I am not here going to allow myself to get distracted into the mind-blowing possibility of the reality of all alternative universes (or as speakers of US English would have it, alternate universes). (That's not what "alternate" means. It means this one yes, that one no, this one yes, that one no, as in alternate numbers – 1, 3, 5, 7 etc or 2, 4, 6, 8 etc, and AC, alternating electricity. We rang the bell at alternate doors – this one yes, that one no, etc.)
But back to alternative universes.
In James Bond – The Authorised Biography, John Pearson has created an alternative universe in which James Bond really exists; behind the scenes, of course, being a secret agent, but alive and facing all the existential problems that just being alive entails. The book was first published in 1973, when James Bond was in his early fifties, which means he would be in his nineties now, like the other WWII survivors we see at ceremonies such as the ones held recently in Normandy. He was in fact (according to Pearson) born on the 11th of November, 1920 – when both the Sun and the Moon were in Scorpio! (Click here for my take on Moon in Scorpio.)

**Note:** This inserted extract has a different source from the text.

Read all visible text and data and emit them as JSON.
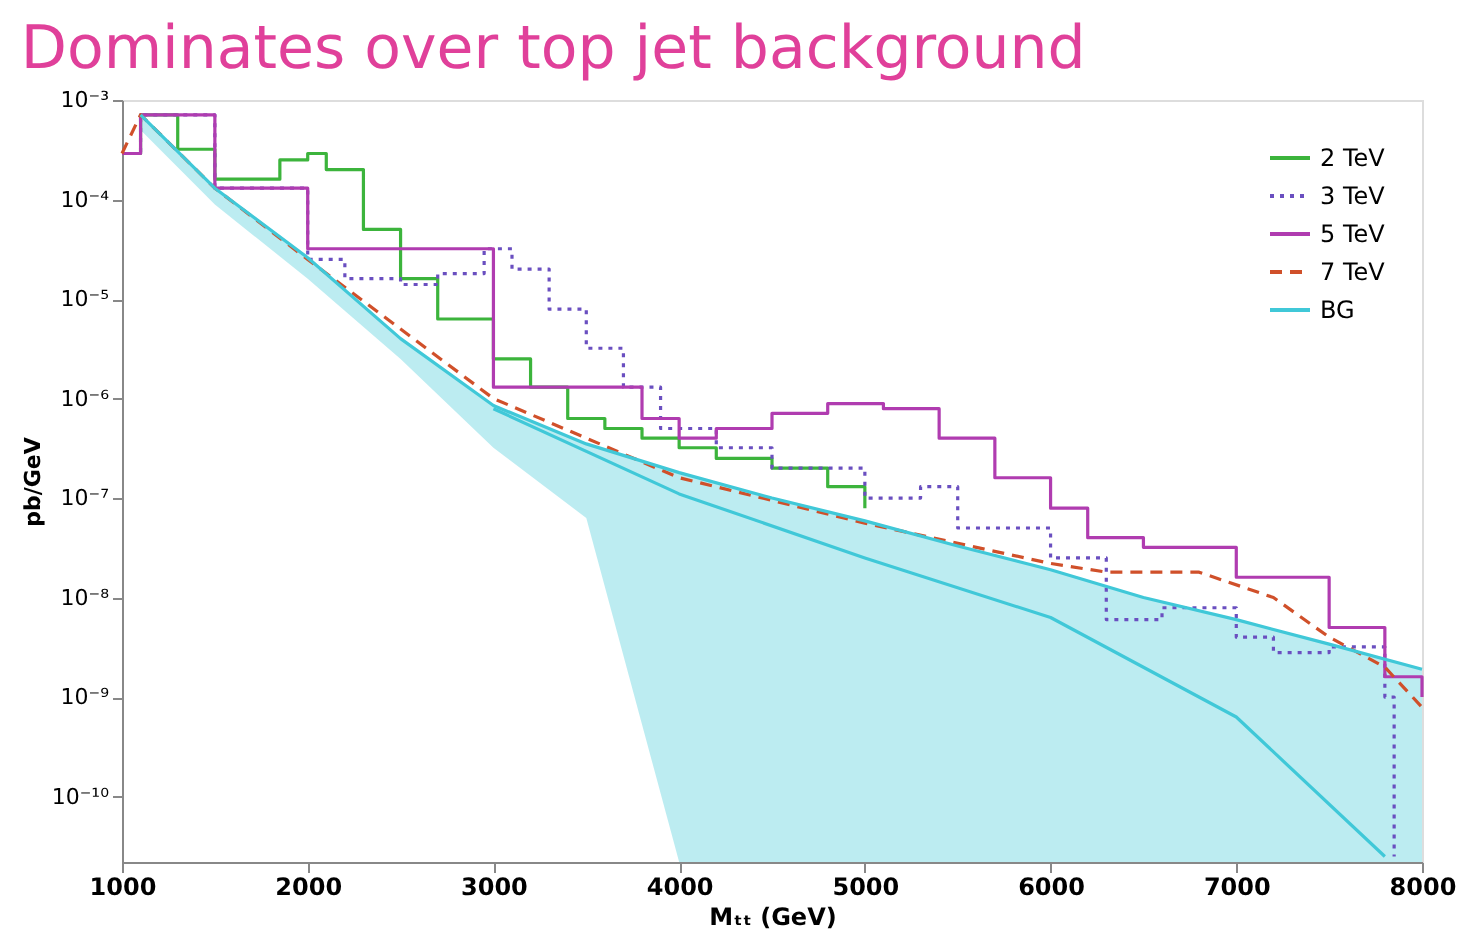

It would be a spoiler of the worst kind to tell you how the book is organised, how the story is told. Simply take my word for it that it is brilliant (though it does tend to fizzle out a little at the end). And, if you are a James Bond fan – as I am, of the books, and the early Sean Connery films – you will be unable to put it down. Not only will you marvel at the way what Fleming left out and I at least always wondered about, is filled in, but you will read about other James Bond missions that Fleming never mentioned (perhaps never knew about!).
Years ago I read most of the books – they're still on one of my grandmother's bookshelves – and now I plan to reread a few, the ones where I now know much more about the background to the story: starting now, as soon as I have posted this, with Casino Royale, which I have not read before. It is not Bond's first adventure by any means – it is set in 1951, and he had been an agent in the 1930s and throughout WWII – but it was the first to be recorded by Ian Fleming.
So now for an evening with James Bond! Pearson has created a viable alternative universe that I will re-enter any time with pleasure; I much prefer it to ours, the one in which James Bond was nothing more than a figment of Fleming's imagination.